Related to inflation is deciphering what kind of moves the Federal Reserve will be making and how it might affect the sector. For years the Fed has flooded the market with dollars via an easing policy, which has benefited risk assets like biotech. Alternatively, as the Fed pulls back on the money supply through tapering, it might make some elements of investing in our sector a little more of an uphill battle. Again however, my policy is to focus on finding good companies conducting the best science and to not obsess about something that is out of my control like the Federal Reserve. A company that succeeds for patients is likely to do well regardless of the interest rate environment.
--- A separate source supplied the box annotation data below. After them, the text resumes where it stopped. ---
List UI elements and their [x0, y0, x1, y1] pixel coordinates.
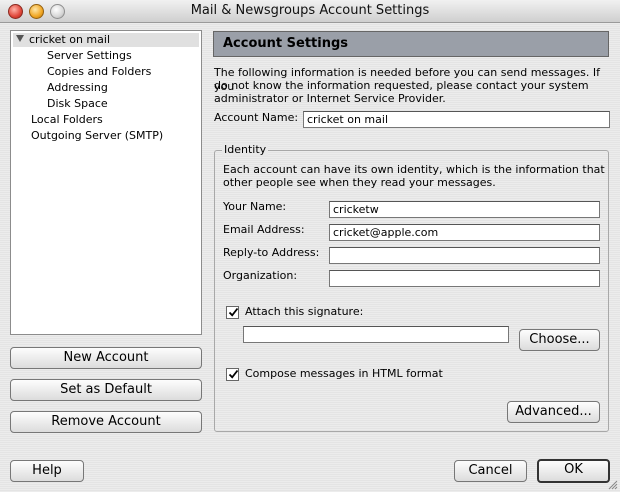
checkmark-icon — [228, 307, 239, 317]
organization-field[interactable] — [329, 270, 600, 287]
advanced-button[interactable]: Advanced... — [507, 401, 600, 423]
your-name-label: Your Name: — [223, 200, 287, 213]
title-bar[interactable]: Mail & Newsgroups Account Settings — [0, 0, 620, 23]
set-as-default-button[interactable]: Set as Default — [10, 379, 202, 401]
compose-html-label: Compose messages in HTML format — [245, 367, 443, 380]
identity-desc-line-1: Each account can have its own identity, … — [223, 163, 605, 176]
choose-signature-button[interactable]: Choose... — [519, 329, 600, 351]
help-button[interactable]: Help — [10, 460, 84, 482]
window-title: Mail & Newsgroups Account Settings — [190, 3, 430, 18]
tree-item-copies-and-folders[interactable]: Copies and Folders — [47, 65, 151, 78]
tree-item-outgoing-server[interactable]: Outgoing Server (SMTP) — [31, 129, 163, 142]
reply-to-field[interactable] — [329, 247, 600, 264]
email-address-label: Email Address: — [223, 223, 305, 236]
identity-desc-line-2: other people see when they read your mes… — [223, 176, 496, 189]
panel-heading: Account Settings — [213, 31, 609, 57]
your-name-field[interactable]: cricketw — [329, 201, 600, 218]
checkmark-icon — [228, 369, 239, 379]
cancel-button[interactable]: Cancel — [454, 460, 527, 482]
identity-legend: Identity — [222, 143, 269, 156]
tree-item-server-settings[interactable]: Server Settings — [47, 49, 132, 62]
email-address-field[interactable]: cricket@apple.com — [329, 224, 600, 241]
intro-line-2: do not know the information requested, p… — [214, 79, 589, 92]
tree-item-addressing[interactable]: Addressing — [47, 81, 108, 94]
new-account-button[interactable]: New Account — [10, 347, 202, 369]
account-settings-window: Mail & Newsgroups Account Settings crick… — [0, 0, 620, 492]
reply-to-label: Reply-to Address: — [223, 246, 320, 259]
account-tree[interactable]: cricket on mail Server Settings Copies a… — [10, 30, 202, 335]
tree-item-disk-space[interactable]: Disk Space — [47, 97, 108, 110]
identity-group — [214, 150, 609, 432]
organization-label: Organization: — [223, 269, 298, 282]
remove-account-button[interactable]: Remove Account — [10, 411, 202, 433]
panel-heading-text: Account Settings — [223, 36, 349, 51]
tree-item-local-folders[interactable]: Local Folders — [31, 113, 103, 126]
attach-signature-label: Attach this signature: — [245, 305, 364, 318]
disclosure-triangle-icon[interactable] — [16, 35, 24, 42]
attach-signature-checkbox[interactable] — [226, 306, 239, 319]
signature-file-field[interactable] — [243, 326, 509, 343]
resize-grip-icon[interactable] — [607, 479, 618, 490]
account-name-label: Account Name: — [214, 111, 299, 124]
compose-html-checkbox[interactable] — [226, 368, 239, 381]
ok-button[interactable]: OK — [537, 459, 610, 483]
tree-item-account[interactable]: cricket on mail — [29, 33, 110, 46]
account-name-field[interactable]: cricket on mail — [303, 111, 610, 128]
intro-line-3: administrator or Internet Service Provid… — [214, 92, 446, 105]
Another issue that some people think has impacted biotech stocks lately is the idea that cryptocurrency mania has lured away speculators from biotech who look for high risk areas. I personally think this theory is bunk and is not material enough to have a tangible impact on the sector’s long-term success. I am not sure it is the type of capital we want in the sector anyway. In my opinion, biotech can thrive no matter how big crypto becomes (or not) and I believe the two are entirely unrelated. 

6. Biotech is naturally volatile and years like this do happen

Lastly, I will conclude with a closing thought relating to this challenging year. Biotech is a rollercoaster. It is not uncommon for years like this to happen. In fact, two of the prior five years were down not unlike this one. It always feels difficult when you are going through it. Past performance is no guarantee of future results, and nobody can predict what will happen in the future. Challenging year aside, I have never been more excited about advances in science that are happening today. I cannot wait to see where science takes us next year.

The views and opinions expressed herein are the views and opinions of the author and do not necessarily reflect those of Nasdaq, Inc.